We were triaged and I waited outside the ER room so as not to make everyone else nervous with Thing Two’s cries.  I cleaned us both up from the blood that was on us and sat and sang to her.  It was really to soothe both of us.  As we sat there I watched ambulance come and go.  One ambulance was taking a child on a breathing machine to another hospital. Another brought a man with chest pain gasping and grasping his arm.  I rocked and sang and Thing Two was soothed and she even fell asleep for a bit.  In that moment I knew it would be ok.  My child was safe in my arms and she wasn’t in a life or death situation.  She was alive and we could get this fixed.  I thought of the parents of that child who was rolled out to another hospital and to the family of the man being brought in. 
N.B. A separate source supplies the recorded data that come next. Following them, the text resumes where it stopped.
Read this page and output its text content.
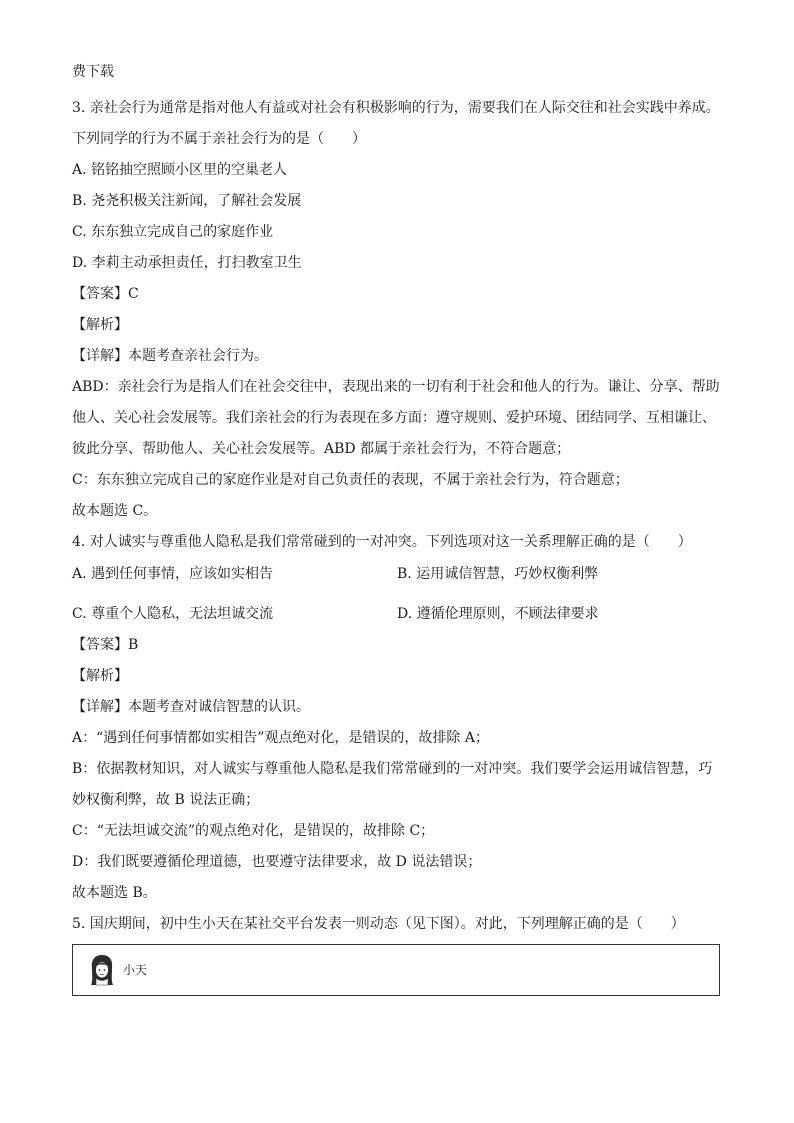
费下载

3. 亲社会行为通常是指对他人有益或对社会有积极影响的行为，需要我们在人际交往和社会实践中养成。

下列同学的行为不属于亲社会行为的是（　　）

A. 铭铭抽空照顾小区里的空巢老人

B. 尧尧积极关注新闻，了解社会发展

C. 东东独立完成自己的家庭作业

D. 李莉主动承担责任，打扫教室卫生

【答案】C

【解析】

【详解】本题考查亲社会行为。

ABD：亲社会行为是指人们在社会交往中，表现出来的一切有利于社会和他人的行为。谦让、分享、帮助

他人、关心社会发展等。我们亲社会的行为表现在多方面：遵守规则、爱护环境、团结同学、互相谦让、

彼此分享、帮助他人、关心社会发展等。ABD 都属于亲社会行为，不符合题意；

C：东东独立完成自己的家庭作业是对自己负责任的表现，不属于亲社会行为，符合题意；

故本题选 C。

4. 对人诚实与尊重他人隐私是我们常常碰到的一对冲突。下列选项对这一关系理解正确的是（　　）

A. 遇到任何事情，应该如实相告	B. 运用诚信智慧，巧妙权衡利弊
C. 尊重个人隐私，无法坦诚交流	D. 遵循伦理原则，不顾法律要求

【答案】B

【解析】

【详解】本题考查对诚信智慧的认识。

A：“遇到任何事情都如实相告”观点绝对化，是错误的，故排除 A；

B：依据教材知识，对人诚实与尊重他人隐私是我们常常碰到的一对冲突。我们要学会运用诚信智慧，巧

妙权衡利弊，故 B 说法正确；

C：“无法坦诚交流”的观点绝对化，是错误的，故排除 C；

D：我们既要遵循伦理道德，也要遵守法律要求，故 D 说法错误；

故本题选 B。

5. 国庆期间，初中生小天在某社交平台发表一则动态（见下图）。对此，下列理解正确的是（　　）

小天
Was the whole even nerve racking? Oh YES!  It was ten times worse when I had to watch Thing Two being restrained and get stitches on her pretty upper lip and here her scream “Why, Why, Why??!!”
I had to hold it together for her, for her dad who was pacing outside the ER room, for me.  So once the stitches and medication had been given and we were alone at home in bed, I cried.  I let all the tension and hurt out. 

I hope she can erase that fearful moment in her head.  I hope she is more resilient than I was.  I hope that the only scar she will carry will be the one on the top of her lip and not in her psyche.  That is what you do as a parent.  You never let them know that you too were scared.  You after all are their protector, the one that keeps them knowing that everything will be safe and normal. 


What feelings have you set aside for the sake of your child's well being?